O subtexto é clássico dos romances urbanos da época, sobre condições de vida precárias mesmo para quem tem uma situação um pouco melhor - o protagonista é um funcionário público. Mas a narrativa é muito bem construída - inclusive, em alguns momentos, o jogo de ironias me lembra um pouco uma prosa Machadiana -, o desespero do personagem te leva junto a pensar "puta merda, será que vou arrumar o dinheiro do leite?", o jogo como alternativa faz pensar sobre hoje, em que o Tigrinho é logo ali, e a felicidade da esposa quando o marido chega em casa com manteiga e queijo me alucina de pensar que ainda hoje são itens que não estão na mesa de qualquer trabalhador.
As voltas dadas na cidade, num dia que nunca termina, e a barriga sustentada por um cafezinho, avivam a agonia que quem é ou já foi fodido entende bem. E mesmo assim, Naziazeno é um péssimo funcionário, que parece não dar valor ao trabalho que tem, e suas péssimas escolhas provocam tanto um pouco de compaixão, pela honesta estupidez, quanto raiva, porque além de não resolver o problema, dele dependem sua esposa e seu filho pequeno.

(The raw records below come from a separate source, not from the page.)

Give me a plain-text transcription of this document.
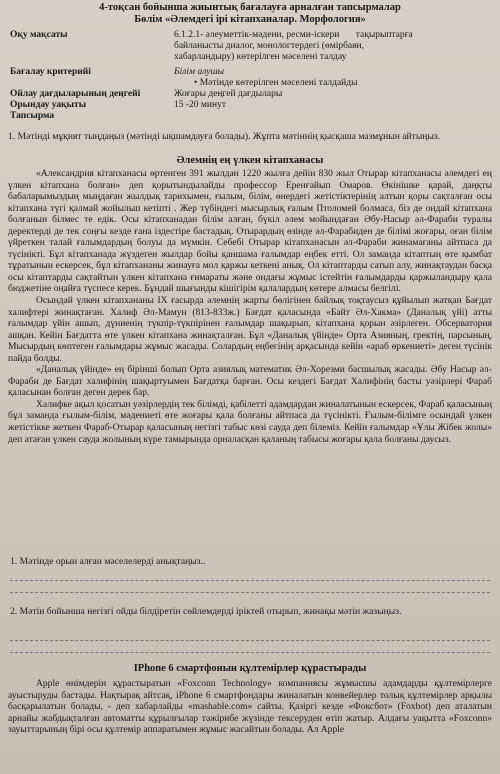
4-тоқсан бойынша жиынтық бағалауға арналған тапсырмалар
Бөлім «Әлемдегі ірі кітапханалар. Морфология»
Оқу мақсаты	6.1.2.1- әлеуметтік-мәдени, ресми-іскери тақырыптарға
байланысты диалог, монологтердегі (өмірбаян,
хабарландыру) көтерілген мәселені талдау
Бағалау критерийі	Білім алушы
• Мәтінде көтерілген мәселені талдайды
Ойлау дағдыларының деңгейі	Жоғары деңгей дағдылары
Орындау уақыты	15 -20 минут
Тапсырма	
1. Мәтінді мұқият тыңдаңыз (мәтінді ықшамдауға болады). Жұпта мәтіннің қысқаша мазмұнын айтыңыз.
Әлемнің ең үлкен кітапханасы

«Александрия кітапханасы өртенген 391 жылдан 1220 жылға дейін 830 жыл Отырар кітапханасы әлемдегі ең үлкен кітапхана болған» деп қорытындылайды профессор Еренғайып Омаров. Өкінішке қарай, даңқты бабаларымыздың мыңдаған жылдық тарихымен, ғылым, білім, өнердегі жетістіктерінің алтын қоры сақталған осы кітапхана түгі қалмай жойылып кетіпті . Жер түбіндегі мысырлық ғалым Птоломей болмаса, біз де ондай кітапхана болғанын білмес те едік. Осы кітапханадан білім алған, бүкіл әлем мойындаған Әбу-Насыр әл-Фараби туралы деректерді де тек соңғы кезде ғана іздестіре бастадық. Отырардың өзінде әл-Фарабиден де білімі жоғары, оған білім үйреткен талай ғалымдардың болуы да мүмкін. Себебі Отырар кітапханасын әл-Фараби жинамағаны айтпаса да түсінікті. Бұл кітапханада жүздеген жылдар бойы қаншама ғалымдар еңбек етті. Ол заманда кітаптың өте қымбат тұратынын ескерсек, бұл кітапхананы жинауға мол қаржы кеткені анық. Ол кітаптарды сатып алу, жинақтаудан басқа осы кітаптарды сақтайтын үлкен кітапхана ғимараты және ондағы жұмыс істейтін ғалымдарды қаржыландыру қала бюджетіне оңайға түспесе керек. Бұндай шығынды кішігірім қалалардың көтере алмасы белгілі.

Осындай үлкен кітапхананы IX ғасырда әлемнің жарты бөлігінен байлық тоқтаусыз құйылып жатқан Бағдат халифтері жинақтаған. Халиф Әл-Мамун (813-833ж.) Бағдат қаласында «Байт Әл-Хакма» (Даналық үйі) атты ғалымдар үйін ашып, дүниенің түкпір-түкпірінен ғалымдар шақырып, кітапхана қорын әзірлеген. Обсерватория ашқан. Кейін Бағдатта өте үлкен кітапхана жинақталған. Бұл «Даналық үйінде» Орта Азияның, гректің, парсының, Мысырдың көптеген ғалымдары жұмыс жасады. Солардың еңбегінің арқасында кейін «араб өркениеті» деген түсінік пайда болды.

«Даналық үйінде» ең бірінші болып Орта азиялық математик Әл-Хорезми басшылық жасады. Әбу Насыр әл-Фараби де Бағдат халифінің шақыртуымен Бағдатқа барған. Осы кездегі Бағдат Халифінің басты уәзірлері Фараб қаласынан болған деген дерек бар.

Халифке ақыл қосатын уәзірлердің тек білімді, қабілетті адамдардан жиналатынын ескерсек, Фараб қаласының бұл заманда ғылым-білім, мәдениеті өте жоғары қала болғаны айтпаса да түсінікті. Ғылым-білімге осындай үлкен жетістікке жеткен Фараб-Отырар қаласының негізгі табыс көзі сауда деп білеміз. Кейін ғалымдар «Ұлы Жібек жолы» деп атаған үлкен сауда жолының күре тамырында орналасқан қаланың табысы жоғары қала болғаны даусыз.

1. Мәтінде орын алған мәселелерді анықтаңыз..
2. Мәтін бойынша негізгі ойды білдіретін сөйлемдерді іріктей отырып, жинақы мәтін жазыңыз.
IPhone 6 смартфонын құлтемірлер құрастырады

Apple өнімдерін құрастыратын «Foxconn Technology» компаниясы жұмысшы адамдарды құлтемірлерге ауыстыруды бастады. Нақтырақ айтсақ, iPhone 6 смартфондары жиналатын конвейерлер толық құлтемірлер арқылы басқарылатын болады, - деп хабарлайды «mashable.com» сайты. Қазіргі кезде «Фоксбот» (Foxbot) деп аталатын арнайы жабдықталған автоматты құрылғылар тәжірибе жүзінде тексеруден өтіп жатыр. Алдағы уақытта «Foxconn» зауыттарының бірі осы құлтемір аппаратымен жұмыс жасайтын болады. Ал Apple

É um romance divertido pela maneira como o autor narra os acontecimentos, mas é trágico o contexto e estressante acompanhar o homem brasileiro médio tentando fazer alguma coisa direito (até quando acerta erra). Enfim, o final me deu um pouco de alívio, mas segurei a respiração até o final, tal qual Naziazeno, pensando "meu Deus, será que os ratos...".